Gold comes in on the side of anonymity, saying that without it critics would "be feted with rare wines, exquisite nibbles and a level of hospitality unavailable to diners equipped merely with their wit and a working American Express card." In other words, anonymity allows the critic to experience a restaurant as would its average customer. Gold, it should be noted, was outed when a picture of him drinking wine was circulated after he won the Pulitzer in 2007. In fact, he doesn't try for anonymity anymore and appears at public events. So, does that mean he's been feted with rare wines and exquisite nibbles for the past three years?
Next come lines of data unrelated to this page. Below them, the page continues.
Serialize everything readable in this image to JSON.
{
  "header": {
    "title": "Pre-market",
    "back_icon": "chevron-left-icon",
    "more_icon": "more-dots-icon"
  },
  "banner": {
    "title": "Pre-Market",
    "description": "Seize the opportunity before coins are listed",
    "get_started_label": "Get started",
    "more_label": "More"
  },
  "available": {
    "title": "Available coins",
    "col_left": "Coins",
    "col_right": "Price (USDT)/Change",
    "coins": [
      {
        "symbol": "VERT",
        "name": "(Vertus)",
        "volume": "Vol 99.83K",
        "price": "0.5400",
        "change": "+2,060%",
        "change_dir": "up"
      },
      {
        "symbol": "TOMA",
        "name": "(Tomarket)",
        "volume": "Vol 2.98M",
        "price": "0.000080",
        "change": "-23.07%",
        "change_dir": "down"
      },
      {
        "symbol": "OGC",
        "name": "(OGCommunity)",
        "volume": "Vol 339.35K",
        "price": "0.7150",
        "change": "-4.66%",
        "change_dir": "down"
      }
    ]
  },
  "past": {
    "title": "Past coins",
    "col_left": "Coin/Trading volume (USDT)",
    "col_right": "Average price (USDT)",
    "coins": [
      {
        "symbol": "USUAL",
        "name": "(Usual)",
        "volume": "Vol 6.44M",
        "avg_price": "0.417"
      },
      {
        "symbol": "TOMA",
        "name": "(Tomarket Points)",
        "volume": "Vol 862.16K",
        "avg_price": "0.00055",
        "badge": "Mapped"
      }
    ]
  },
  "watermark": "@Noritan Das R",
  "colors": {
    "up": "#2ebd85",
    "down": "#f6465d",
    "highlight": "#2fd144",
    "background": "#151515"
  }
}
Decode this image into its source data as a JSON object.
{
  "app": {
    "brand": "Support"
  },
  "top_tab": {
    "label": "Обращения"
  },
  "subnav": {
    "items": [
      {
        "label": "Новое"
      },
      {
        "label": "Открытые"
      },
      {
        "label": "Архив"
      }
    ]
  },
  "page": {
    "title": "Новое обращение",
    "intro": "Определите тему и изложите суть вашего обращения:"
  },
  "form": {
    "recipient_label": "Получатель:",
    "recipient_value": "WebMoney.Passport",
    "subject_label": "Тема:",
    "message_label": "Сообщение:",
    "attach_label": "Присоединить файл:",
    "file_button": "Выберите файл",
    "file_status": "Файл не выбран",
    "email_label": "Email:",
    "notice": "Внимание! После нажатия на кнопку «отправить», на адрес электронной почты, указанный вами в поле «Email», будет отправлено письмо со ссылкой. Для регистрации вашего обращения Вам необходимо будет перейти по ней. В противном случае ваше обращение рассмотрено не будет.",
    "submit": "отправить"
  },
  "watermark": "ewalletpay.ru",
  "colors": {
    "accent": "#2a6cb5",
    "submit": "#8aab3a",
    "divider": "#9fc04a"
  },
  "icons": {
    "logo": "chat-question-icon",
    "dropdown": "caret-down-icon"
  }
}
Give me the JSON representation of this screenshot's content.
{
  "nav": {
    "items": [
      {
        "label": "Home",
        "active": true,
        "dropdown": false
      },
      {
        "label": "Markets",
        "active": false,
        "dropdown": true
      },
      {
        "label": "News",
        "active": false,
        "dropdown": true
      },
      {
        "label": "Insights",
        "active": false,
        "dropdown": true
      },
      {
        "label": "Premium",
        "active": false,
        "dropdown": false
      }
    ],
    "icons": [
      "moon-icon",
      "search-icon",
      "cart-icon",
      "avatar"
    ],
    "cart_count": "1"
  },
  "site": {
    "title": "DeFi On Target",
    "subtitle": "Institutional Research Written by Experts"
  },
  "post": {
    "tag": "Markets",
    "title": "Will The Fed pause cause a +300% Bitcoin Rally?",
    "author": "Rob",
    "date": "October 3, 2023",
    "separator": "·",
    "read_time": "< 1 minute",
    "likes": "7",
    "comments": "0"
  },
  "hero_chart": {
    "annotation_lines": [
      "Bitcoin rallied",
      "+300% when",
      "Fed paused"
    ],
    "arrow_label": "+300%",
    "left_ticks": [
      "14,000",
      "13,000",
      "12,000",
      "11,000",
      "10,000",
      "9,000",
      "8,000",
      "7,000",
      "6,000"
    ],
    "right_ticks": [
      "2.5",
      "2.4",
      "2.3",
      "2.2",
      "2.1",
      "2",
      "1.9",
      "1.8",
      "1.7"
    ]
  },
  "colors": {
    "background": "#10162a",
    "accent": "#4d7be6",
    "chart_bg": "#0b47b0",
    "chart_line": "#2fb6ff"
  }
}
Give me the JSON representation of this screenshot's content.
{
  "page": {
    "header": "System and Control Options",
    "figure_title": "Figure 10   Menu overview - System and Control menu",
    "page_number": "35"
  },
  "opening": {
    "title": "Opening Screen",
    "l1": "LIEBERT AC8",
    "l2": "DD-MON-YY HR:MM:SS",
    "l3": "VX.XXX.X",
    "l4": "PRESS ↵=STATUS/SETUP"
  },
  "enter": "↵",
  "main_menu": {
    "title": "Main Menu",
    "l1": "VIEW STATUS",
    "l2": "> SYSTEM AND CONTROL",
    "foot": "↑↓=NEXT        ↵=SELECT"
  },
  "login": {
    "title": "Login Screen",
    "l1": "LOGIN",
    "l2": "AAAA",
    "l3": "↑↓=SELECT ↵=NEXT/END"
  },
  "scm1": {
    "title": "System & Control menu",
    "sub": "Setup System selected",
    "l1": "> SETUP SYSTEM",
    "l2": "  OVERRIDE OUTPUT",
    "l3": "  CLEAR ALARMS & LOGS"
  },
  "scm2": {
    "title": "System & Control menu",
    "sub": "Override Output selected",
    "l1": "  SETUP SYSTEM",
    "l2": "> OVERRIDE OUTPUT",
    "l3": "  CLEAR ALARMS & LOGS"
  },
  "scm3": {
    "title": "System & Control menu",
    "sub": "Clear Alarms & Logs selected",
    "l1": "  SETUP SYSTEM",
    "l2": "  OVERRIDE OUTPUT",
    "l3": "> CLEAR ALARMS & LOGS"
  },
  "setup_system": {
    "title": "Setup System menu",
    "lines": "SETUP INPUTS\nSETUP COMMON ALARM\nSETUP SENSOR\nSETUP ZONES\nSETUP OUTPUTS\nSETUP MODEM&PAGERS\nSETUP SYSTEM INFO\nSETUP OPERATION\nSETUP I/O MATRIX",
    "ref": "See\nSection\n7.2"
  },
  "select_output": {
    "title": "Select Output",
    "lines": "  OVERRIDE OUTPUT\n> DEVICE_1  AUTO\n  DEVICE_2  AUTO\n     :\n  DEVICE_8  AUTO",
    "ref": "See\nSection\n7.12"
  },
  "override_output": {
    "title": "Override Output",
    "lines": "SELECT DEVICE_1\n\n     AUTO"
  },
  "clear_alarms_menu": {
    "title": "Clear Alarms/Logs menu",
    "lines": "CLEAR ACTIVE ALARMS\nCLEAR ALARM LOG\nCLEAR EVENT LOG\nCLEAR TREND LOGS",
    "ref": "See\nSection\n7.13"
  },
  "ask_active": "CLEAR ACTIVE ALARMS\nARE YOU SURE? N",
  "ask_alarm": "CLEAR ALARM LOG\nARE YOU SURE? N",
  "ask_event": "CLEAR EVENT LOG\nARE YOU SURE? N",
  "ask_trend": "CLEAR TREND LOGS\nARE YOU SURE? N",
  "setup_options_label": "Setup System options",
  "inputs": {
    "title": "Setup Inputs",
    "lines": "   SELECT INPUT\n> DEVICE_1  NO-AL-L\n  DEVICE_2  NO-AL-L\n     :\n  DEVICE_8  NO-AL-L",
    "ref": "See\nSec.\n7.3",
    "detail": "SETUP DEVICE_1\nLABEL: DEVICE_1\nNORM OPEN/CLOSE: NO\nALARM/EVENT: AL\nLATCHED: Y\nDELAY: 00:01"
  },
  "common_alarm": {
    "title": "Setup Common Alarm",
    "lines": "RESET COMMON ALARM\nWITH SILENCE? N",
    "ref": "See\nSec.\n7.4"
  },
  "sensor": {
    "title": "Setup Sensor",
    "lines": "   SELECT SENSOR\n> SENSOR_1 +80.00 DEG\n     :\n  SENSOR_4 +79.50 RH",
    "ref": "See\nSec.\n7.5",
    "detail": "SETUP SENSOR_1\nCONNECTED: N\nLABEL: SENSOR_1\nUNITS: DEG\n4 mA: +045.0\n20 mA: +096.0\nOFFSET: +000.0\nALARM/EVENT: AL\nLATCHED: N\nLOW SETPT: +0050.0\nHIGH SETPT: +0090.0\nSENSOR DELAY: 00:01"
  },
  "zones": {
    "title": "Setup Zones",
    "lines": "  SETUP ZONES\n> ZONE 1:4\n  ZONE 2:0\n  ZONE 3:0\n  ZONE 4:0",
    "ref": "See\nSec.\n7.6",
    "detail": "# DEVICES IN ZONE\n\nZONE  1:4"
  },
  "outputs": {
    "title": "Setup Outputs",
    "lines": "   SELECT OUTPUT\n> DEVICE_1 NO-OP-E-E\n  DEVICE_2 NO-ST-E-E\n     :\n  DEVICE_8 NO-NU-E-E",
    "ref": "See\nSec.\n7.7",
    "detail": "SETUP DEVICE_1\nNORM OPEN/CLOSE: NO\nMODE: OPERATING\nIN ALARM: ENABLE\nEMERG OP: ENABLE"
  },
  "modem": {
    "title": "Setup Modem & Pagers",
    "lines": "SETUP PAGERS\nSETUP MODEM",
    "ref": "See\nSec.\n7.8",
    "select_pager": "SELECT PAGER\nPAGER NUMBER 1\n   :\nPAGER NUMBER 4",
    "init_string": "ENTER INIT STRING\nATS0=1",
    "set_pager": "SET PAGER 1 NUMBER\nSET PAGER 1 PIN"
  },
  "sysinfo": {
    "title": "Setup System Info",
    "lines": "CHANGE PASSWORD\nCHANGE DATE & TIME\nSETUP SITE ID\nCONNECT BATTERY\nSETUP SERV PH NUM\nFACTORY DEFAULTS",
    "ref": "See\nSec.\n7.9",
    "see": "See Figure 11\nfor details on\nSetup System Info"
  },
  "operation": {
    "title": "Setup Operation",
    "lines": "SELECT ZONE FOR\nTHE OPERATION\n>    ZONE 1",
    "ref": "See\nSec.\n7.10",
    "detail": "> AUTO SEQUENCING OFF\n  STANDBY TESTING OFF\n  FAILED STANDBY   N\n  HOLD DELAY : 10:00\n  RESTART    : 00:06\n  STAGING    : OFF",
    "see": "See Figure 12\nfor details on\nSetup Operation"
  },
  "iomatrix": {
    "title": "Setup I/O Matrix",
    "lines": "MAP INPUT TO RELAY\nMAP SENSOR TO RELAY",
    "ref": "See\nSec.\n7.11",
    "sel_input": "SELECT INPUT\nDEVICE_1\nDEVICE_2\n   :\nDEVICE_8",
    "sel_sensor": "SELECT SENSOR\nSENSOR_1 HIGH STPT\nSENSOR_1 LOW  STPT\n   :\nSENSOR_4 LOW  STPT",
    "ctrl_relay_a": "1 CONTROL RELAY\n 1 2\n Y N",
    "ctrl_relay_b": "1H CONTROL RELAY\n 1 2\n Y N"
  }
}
The Los Angeles Times article is slightly more utilitarian, in that they explain how they will go on now that Virbila can be recognized: by pretty much pretending it never happened and continuing to make reservations in fake names, giving random call-back numbers, and using different credit cards.
However, there is one very interesting point brought up by former Washington Post critic Phyllis Richman, who suggested that anonymity could create castes within the restaurant world: "Until now, probably the only restaurants that didn't know what Virbila looked like were the mom-and-pop places that aren't part of the big-money inner circle. Now, the playing field is level."
Discuss! Is critic anonymity a great equalizer, making the critic a spokesperson for the average consumer? And could that possibly be at the expense of some restaurants, but not others?